Aging-dependent generation of suppressive CD4+CD25-R123loCD103+ T cells in mice

Advancing age is associated with significant alterations in immune functions, including a decline in CD4 T cell function, in both mice and humans. In our previous report, we showed that CD4(+)CD25(-) T cells in aged (24-month-old) mice, especially after in vitro pre-stimulation of these cells, exhibit hyporesponsive and suppressive properties. We examined here whether the suppressive activity of aged CD4(+)CD25(-) T cells is ascribable to a particular population within these cells.
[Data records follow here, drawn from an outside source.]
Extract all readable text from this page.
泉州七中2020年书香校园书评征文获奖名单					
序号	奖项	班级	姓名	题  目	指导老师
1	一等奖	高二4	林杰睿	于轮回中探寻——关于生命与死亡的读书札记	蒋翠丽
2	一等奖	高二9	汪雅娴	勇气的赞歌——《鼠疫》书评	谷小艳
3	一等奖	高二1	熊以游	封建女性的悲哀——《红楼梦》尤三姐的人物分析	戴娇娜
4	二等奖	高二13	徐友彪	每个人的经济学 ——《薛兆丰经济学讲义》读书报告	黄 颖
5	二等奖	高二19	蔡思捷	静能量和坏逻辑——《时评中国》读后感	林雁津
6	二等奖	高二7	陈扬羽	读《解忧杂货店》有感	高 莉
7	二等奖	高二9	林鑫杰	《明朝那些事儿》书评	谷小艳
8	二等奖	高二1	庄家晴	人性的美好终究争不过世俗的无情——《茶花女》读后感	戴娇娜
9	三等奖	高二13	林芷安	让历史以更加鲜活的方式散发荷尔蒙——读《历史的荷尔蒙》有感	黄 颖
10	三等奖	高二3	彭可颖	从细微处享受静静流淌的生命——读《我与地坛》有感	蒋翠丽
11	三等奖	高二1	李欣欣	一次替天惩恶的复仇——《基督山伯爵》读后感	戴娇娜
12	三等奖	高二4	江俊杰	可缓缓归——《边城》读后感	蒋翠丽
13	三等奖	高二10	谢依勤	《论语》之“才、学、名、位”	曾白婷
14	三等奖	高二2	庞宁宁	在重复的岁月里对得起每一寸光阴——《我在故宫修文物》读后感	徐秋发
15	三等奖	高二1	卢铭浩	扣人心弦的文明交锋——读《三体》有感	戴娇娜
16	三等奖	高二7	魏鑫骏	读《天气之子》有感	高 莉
In vitro analyses revealed that cell populations rapidly extruding Rhodamine-123 (R123) (referred to as R123(lo) cells) in aged CD4(+)CD25(-) T cells have a more potent suppressive function compared with R123(hi) populations.In addition, CD103(+) cells in freshly prepared aged CD4(+)CD25(-)R123(lo) T cells had a most potent suppressive activity. Both R123(hi) and R123(lo) populations had individually stronger suppressive activity after pre-stimulation than before pre-stimulation. Furthermore, the R123(lo) population in young CD4(+)CD25(-) T cells also had different properties from R123(hi) T cells: low responsiveness, no additive effect in proliferation assays, and the gain of a suppressive function after in vitro pre-stimulation. Taken together, these results suggest that CD4(+)CD25(-)R123(lo) T cells are a unique population within whole CD4(+)CD25(-) T cells. This population exists in the early stage of the life span, and the properties in this population become obvious with aging, that is the gain of their suppressive activity.